A humildade nunca mais parou de refletir, pensar, problematizar, construir perguntas e respostas, pois entendeu que o desafio e a razão de ser humilde é ato inteligente e humanamente constante… Como constante é o movimento da vida no esperançar evolutivo do ser. A humildade compreendeu ainda que, mesmo na sua dimensão de humildade, é preciso estar constantemente avaliando e refletindo sobre as suas atitudes, pois a distancia entre ela e a vaidade é um pulo que separa a infância da juventude ou um casulo da borboleta.

As crianças cresceram e levaram consigo aqueles valores brincantes e mágicos da infância… Em dados momentos, perderam a essência daqueles valores. O mundo dos adultos as sugaram com suas propostas em redemoinho. Na vida adulta conheceram a avareza, a mentira, a falsidade, a lógica do poder pelo poder, a hipocrisia e o deus mercado da economia do horror que gera acúmulo, concentração, disputa e concorrência entre os seus poderosos consociados e, ao mesmo tempo produz a desigualdade e a exclusão para a grande maioria que alimenta o sistema por meio do consumo e da sua força de trabalho…

Aquelas crianças, agora adultas, se perceberam marionetes do sistema no mundo das falsas relações.
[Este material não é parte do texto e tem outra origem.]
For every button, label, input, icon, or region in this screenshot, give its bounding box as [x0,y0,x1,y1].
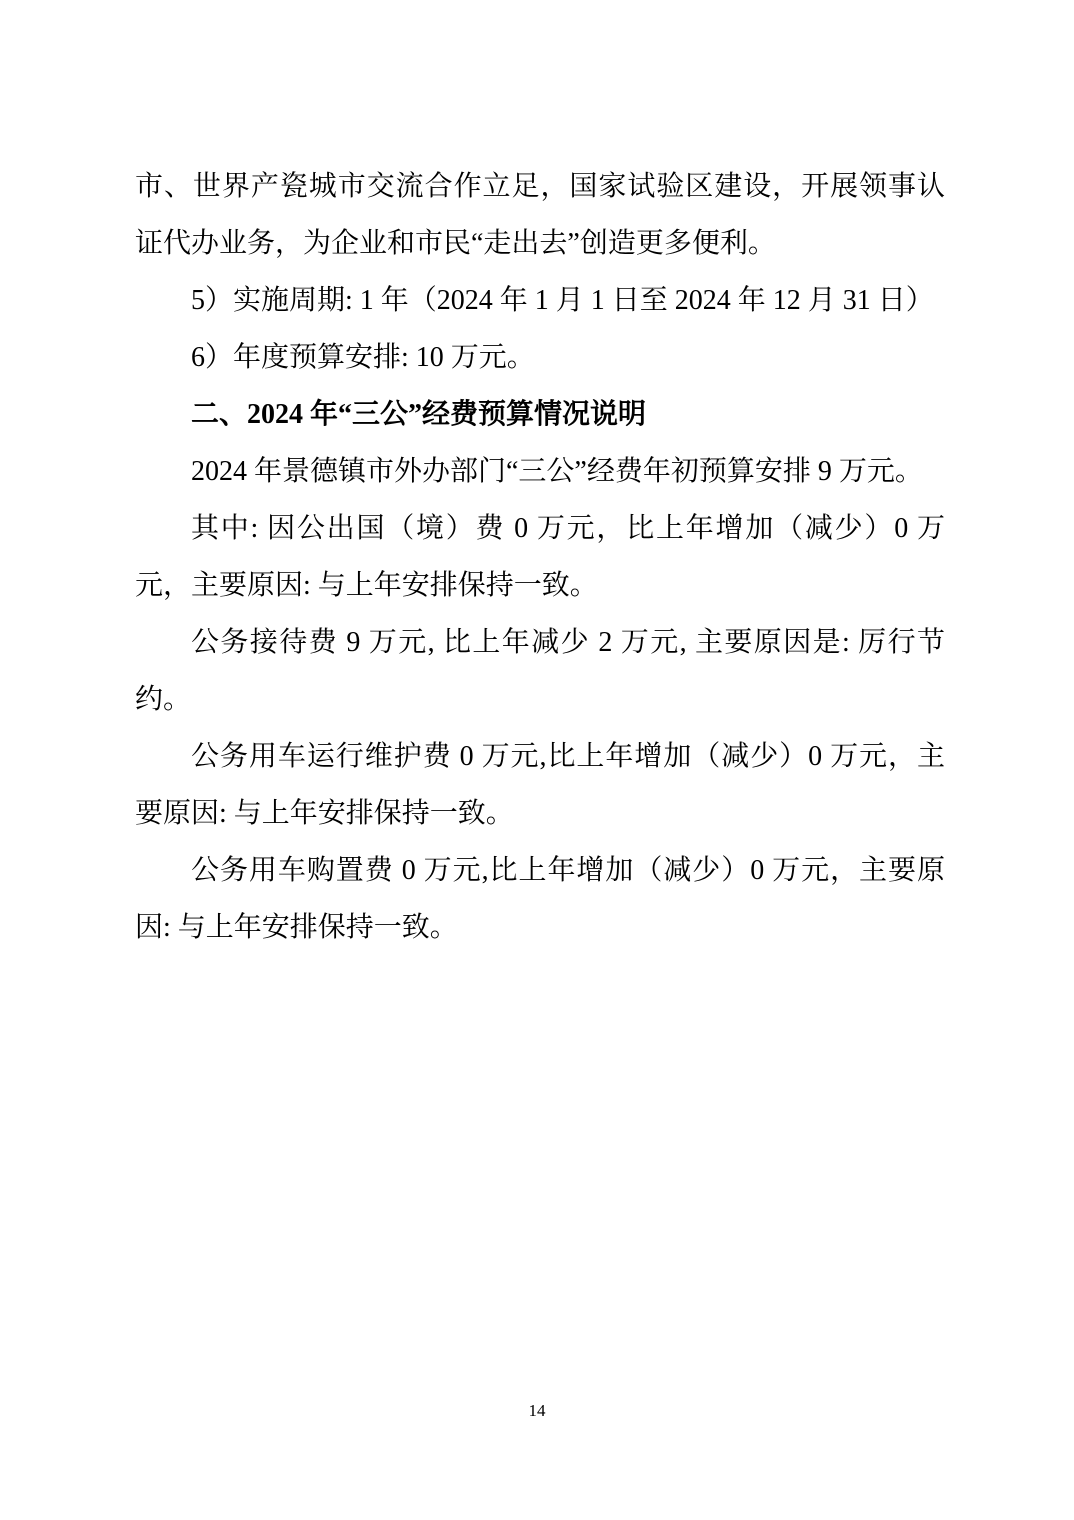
paragraph-continuation: 市、世界产瓷城市交流合作立足，国家试验区建设，开展领事认证代办业务，为企业和市民… [135,158,945,272]
section-heading: 二、2024 年“三公”经费预算情况说明 [135,386,945,443]
paragraph-reception-expense: 公务接待费 9 万元, 比上年减少 2 万元, 主要原因是: 厉行节约。 [135,614,945,728]
document-page: 市、世界产瓷城市交流合作立足，国家试验区建设，开展领事认证代办业务，为企业和市民… [0,0,1074,1520]
paragraph-vehicle-maintenance: 公务用车运行维护费 0 万元,比上年增加（减少）0 万元，主要原因: 与上年安排… [135,728,945,842]
paragraph-abroad-expense: 其中: 因公出国（境）费 0 万元，比上年增加（减少）0 万元，主要原因: 与上… [135,500,945,614]
list-item-implementation-period: 5）实施周期: 1 年（2024 年 1 月 1 日至 2024 年 12 月 … [135,272,945,329]
body-text: 市、世界产瓷城市交流合作立足，国家试验区建设，开展领事认证代办业务，为企业和市民… [135,158,945,956]
list-item-annual-budget: 6）年度预算安排: 10 万元。 [135,329,945,386]
paragraph-budget-total: 2024 年景德镇市外办部门“三公”经费年初预算安排 9 万元。 [135,443,945,500]
paragraph-vehicle-purchase: 公务用车购置费 0 万元,比上年增加（减少）0 万元，主要原因: 与上年安排保持… [135,842,945,956]
page-number: 14 [0,1400,1074,1422]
Mas quando tudo parecia perdido, suas consciências pareciam soltar o grito do susto, chorar o choro do medo, sentir a dor das quedas de quando estavam engatinhando e aprendendo a andar… Foi assim que aqueles adultos avistaram, na fresta da janela que dava para a infância, o brilho que iluminaram seus olhos e apontavam para uma direção. E a direção parecia ser “fazer o caminho de volta” para a gentileza, a solidariedade, a amorosidade, a vontade de viver e de ousar se libertar das amarras deste mundo tão adulto e tão bruto – mundo cão movido pelas engrenagens do terror e do medo, da violência e barbárie geradas nos porões do nazifascismo, totalitarismo e intolerância em todas as suas formas. E perceberam que fazer esse caminho de volta significa evoluir na direção do futuro, construir o tempo da graça, com o espírito maduro, adulto, juvenil e criança ao mesmo tempo, sempre buscando dar significado e encantamento aos princípios e vivências dos valores humanos – que nos fazem, verdadeiramente, humano sermos. O exercício da humildade é impossível de ser vivenciado fora dos valores humanos, nos ambientes aonde predominam a força e o autoritarismo, a prepotência e a tirania que sufocam e torturam o diálogo e a democracia.

A razão de ser da humildade se fez e se faz nosso desafio constante.

A humildade é o germe, o embrião da nossa humanidade, “o estado rudimentar e originário” de todo ser humano. Crescimento sem humildade não tem futuro. O ser humano sem humildade perde a origem, passa de fase no jogo da vida, mas perde o jogo, se quando em criança, não lhe for sedimentados valores e exemplos que o tornem semente e semeador da humildade.